Este não é meu primeiro texto sobre Animal Crossing, e com certeza não será o último, porque quanto mais eu me envolvo nesta que é uma das minhas franquias favoritas de todos os tempos, mais eu quero falar sobre ela. E, sendo bem sincera, sou uma pessoa difícil para fazer amigos; aos 25 anos, nunca tive tão poucos. A vida me ensinou lições sobre amizade de forma cruel, e as mesmas lições me foram ensinadas por Animal Crossing de forma gentil (e isso não inclui você, Wild World). Polarizado, porém efetivo, meu aprendizado sobre as ligações humanas provenientes da amizade foi amadurecido e eu gostaria de saber o que sei hoje aos 18 anos, quando achei que todos seríamos amigos para sempre e que amizade significava nunca deixar partir.

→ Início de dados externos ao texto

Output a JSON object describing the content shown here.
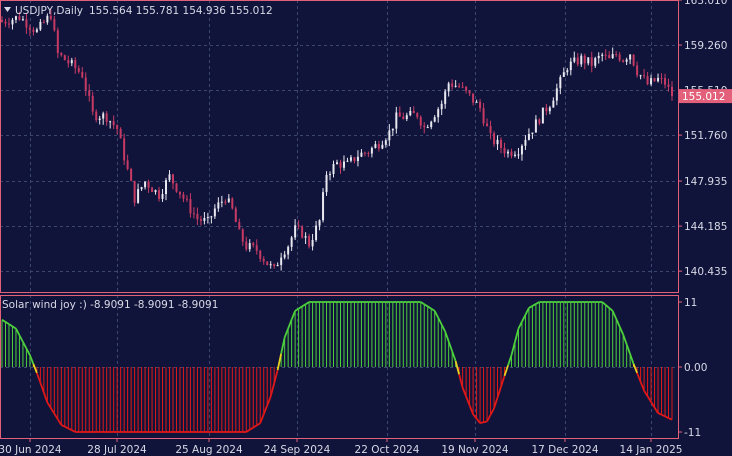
{
  "theme": {
    "bg": "#11143a",
    "frame": "#e2607a",
    "grid": "#3c4770",
    "text": "#d7d9e6",
    "bull": "#e8e8f0",
    "bear": "#c63a64",
    "price_badge": "#e2607a",
    "osc_pos": "#4cd03c",
    "osc_neg": "#e01818",
    "osc_mid": "#e8d020"
  },
  "header": {
    "symbol_label": "USDJPY,Daily",
    "ohlc_label": "155.564 155.781 154.936 155.012",
    "indicator_label": "Solar wind joy :) -8.9091 -8.9091 -8.9091"
  },
  "chart_data": [
    {
      "type": "candlestick",
      "title": "USDJPY,Daily",
      "ylim": [
        138.7,
        163.01
      ],
      "y_ticks": [
        "163.010",
        "159.260",
        "155.510",
        "151.760",
        "147.935",
        "144.185",
        "140.435"
      ],
      "y_tick_values": [
        163.01,
        159.26,
        155.51,
        151.76,
        147.935,
        144.185,
        140.435
      ],
      "last_price": 155.012,
      "last_price_label": "155.012",
      "x_ticks": [
        "30 Jun 2024",
        "28 Jul 2024",
        "25 Aug 2024",
        "24 Sep 2024",
        "22 Oct 2024",
        "19 Nov 2024",
        "17 Dec 2024",
        "14 Jan 2025"
      ],
      "close_path": [
        [
          0,
          161.2
        ],
        [
          5,
          161.6
        ],
        [
          10,
          160.4
        ],
        [
          14,
          161.8
        ],
        [
          16,
          158.5
        ],
        [
          20,
          157.6
        ],
        [
          23,
          156.8
        ],
        [
          26,
          153.5
        ],
        [
          30,
          153.3
        ],
        [
          33,
          152.3
        ],
        [
          36,
          148.8
        ],
        [
          38,
          146.5
        ],
        [
          41,
          147.9
        ],
        [
          45,
          146.8
        ],
        [
          48,
          148.3
        ],
        [
          51,
          147.0
        ],
        [
          54,
          145.6
        ],
        [
          56,
          144.8
        ],
        [
          59,
          144.5
        ],
        [
          61,
          145.6
        ],
        [
          64,
          146.6
        ],
        [
          66,
          145.5
        ],
        [
          68,
          143.5
        ],
        [
          70,
          142.5
        ],
        [
          73,
          142.2
        ],
        [
          76,
          141.1
        ],
        [
          78,
          140.5
        ],
        [
          80,
          141.9
        ],
        [
          82,
          142.6
        ],
        [
          84,
          143.9
        ],
        [
          86,
          143.6
        ],
        [
          88,
          142.7
        ],
        [
          91,
          144.6
        ],
        [
          93,
          148.6
        ],
        [
          96,
          149.4
        ],
        [
          99,
          149.3
        ],
        [
          102,
          150.1
        ],
        [
          105,
          150.4
        ],
        [
          108,
          151.1
        ],
        [
          111,
          152.0
        ],
        [
          113,
          153.2
        ],
        [
          116,
          153.3
        ],
        [
          119,
          153.5
        ],
        [
          121,
          152.4
        ],
        [
          123,
          153.2
        ],
        [
          126,
          154.4
        ],
        [
          128,
          156.1
        ],
        [
          131,
          155.8
        ],
        [
          134,
          155.0
        ],
        [
          137,
          154.0
        ],
        [
          140,
          151.5
        ],
        [
          142,
          151.0
        ],
        [
          145,
          150.3
        ],
        [
          148,
          150.6
        ],
        [
          150,
          151.6
        ],
        [
          152,
          152.3
        ],
        [
          155,
          153.6
        ],
        [
          157,
          154.4
        ],
        [
          160,
          156.2
        ],
        [
          162,
          157.5
        ],
        [
          164,
          157.8
        ],
        [
          166,
          158.1
        ],
        [
          169,
          157.7
        ],
        [
          172,
          158.4
        ],
        [
          174,
          158.0
        ],
        [
          176,
          158.5
        ],
        [
          178,
          158.1
        ],
        [
          180,
          158.6
        ],
        [
          182,
          157.1
        ],
        [
          185,
          156.0
        ],
        [
          188,
          156.4
        ],
        [
          190,
          156.1
        ],
        [
          192,
          155.0
        ]
      ],
      "candle_count": 193
    },
    {
      "type": "histogram",
      "title": "Solar wind joy :)",
      "ylim": [
        -11,
        11
      ],
      "y_ticks": [
        "11",
        "0.00",
        "-11"
      ],
      "y_tick_values": [
        11,
        0,
        -11
      ],
      "last_value": -8.9091,
      "values_path": [
        [
          0,
          8.0
        ],
        [
          4,
          6.5
        ],
        [
          8,
          2.0
        ],
        [
          10,
          -1.0
        ],
        [
          13,
          -6.0
        ],
        [
          17,
          -9.8
        ],
        [
          21,
          -11.0
        ],
        [
          70,
          -11.0
        ],
        [
          74,
          -9.5
        ],
        [
          77,
          -5.0
        ],
        [
          79,
          -0.5
        ],
        [
          81,
          5.0
        ],
        [
          84,
          9.5
        ],
        [
          88,
          11.0
        ],
        [
          120,
          11.0
        ],
        [
          124,
          9.5
        ],
        [
          127,
          6.0
        ],
        [
          130,
          1.0
        ],
        [
          132,
          -3.5
        ],
        [
          135,
          -8.0
        ],
        [
          137,
          -9.5
        ],
        [
          139,
          -9.2
        ],
        [
          141,
          -7.0
        ],
        [
          144,
          -1.5
        ],
        [
          146,
          2.0
        ],
        [
          148,
          6.5
        ],
        [
          151,
          10.0
        ],
        [
          154,
          11.0
        ],
        [
          172,
          11.0
        ],
        [
          175,
          9.5
        ],
        [
          178,
          5.5
        ],
        [
          181,
          0.5
        ],
        [
          184,
          -4.0
        ],
        [
          188,
          -7.8
        ],
        [
          192,
          -8.9091
        ]
      ]
    }
  ]
}
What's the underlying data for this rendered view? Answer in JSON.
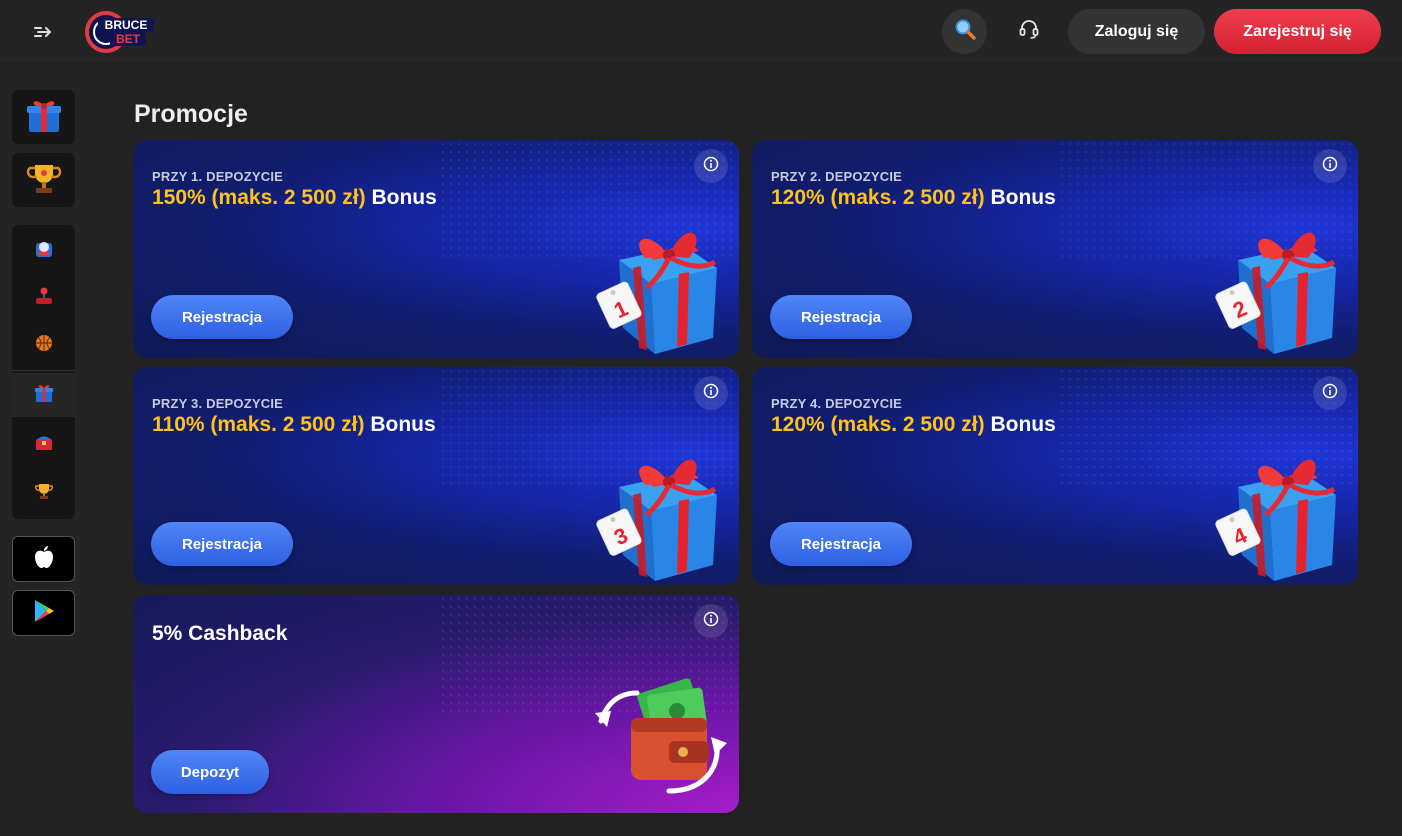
{
  "header": {
    "logo_text_top": "BRUCE",
    "logo_text_bottom": "BET",
    "login_label": "Zaloguj się",
    "register_label": "Zarejestruj się",
    "icons": [
      "menu-expand-icon",
      "search-icon",
      "headset-support-icon"
    ]
  },
  "sidebar": {
    "top_tiles": [
      {
        "name": "gift-icon"
      },
      {
        "name": "trophy-icon"
      }
    ],
    "group_items": [
      {
        "name": "slot-machine-icon"
      },
      {
        "name": "joystick-icon"
      },
      {
        "name": "basketball-icon"
      },
      {
        "name": "gift-icon",
        "active": true
      },
      {
        "name": "treasure-chest-icon"
      },
      {
        "name": "trophy-icon"
      }
    ],
    "apps": [
      {
        "name": "apple-icon"
      },
      {
        "name": "google-play-icon"
      }
    ]
  },
  "page": {
    "title": "Promocje"
  },
  "promos": [
    {
      "pre": "PRZY 1. DEPOZYCIE",
      "accent": "150% (maks. 2 500 zł)",
      "rest": "Bonus",
      "cta": "Rejestracja",
      "tag_number": "1"
    },
    {
      "pre": "PRZY 2. DEPOZYCIE",
      "accent": "120% (maks. 2 500 zł)",
      "rest": "Bonus",
      "cta": "Rejestracja",
      "tag_number": "2"
    },
    {
      "pre": "PRZY 3. DEPOZYCIE",
      "accent": "110% (maks. 2 500 zł)",
      "rest": "Bonus",
      "cta": "Rejestracja",
      "tag_number": "3"
    },
    {
      "pre": "PRZY 4. DEPOZYCIE",
      "accent": "120% (maks. 2 500 zł)",
      "rest": "Bonus",
      "cta": "Rejestracja",
      "tag_number": "4"
    }
  ],
  "cashback": {
    "title": "5% Cashback",
    "cta": "Depozyt"
  },
  "colors": {
    "background": "#222222",
    "accent_yellow": "#ffc21a",
    "register_red": "#e2303f",
    "cta_blue": "#3d70ee"
  }
}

Nossa, como eu estava errada.

Eu era (talvez ainda seja?) o tipo de pessoa que priorizava as necessidades dos meus amigos antes das minhas, que fazia questão de fazê-los se sentirem especiais. Eu os colocava em pedestais e me recusava a ver seus defeitos, sempre endeusando suas qualidades. Me sentia mal ao dizer “não” ou decepcioná-los. Assim, entrei em choque ao me afastar de alguns deles pela primeira vez. Senti que estava agindo errado ao priorizar minha vida adulta e não meus amigos que sempre estiveram lá por mim. Tentei segurá-los com toda a força, mas eles escaparam de mim feito sabão. Meu número de amigos diminuiu, e eu me agarrei aos que ainda estavam do meu lado como um náufrago num bote salva-vidas. Desesperada. Assustada. Não podia arriscar perdê-los. Eles eram meus amigos mais antigos, meus irmãos. Era impossível que nós nos afastássemos, certo? Seríamos amigos até a velhice, certo? Errado.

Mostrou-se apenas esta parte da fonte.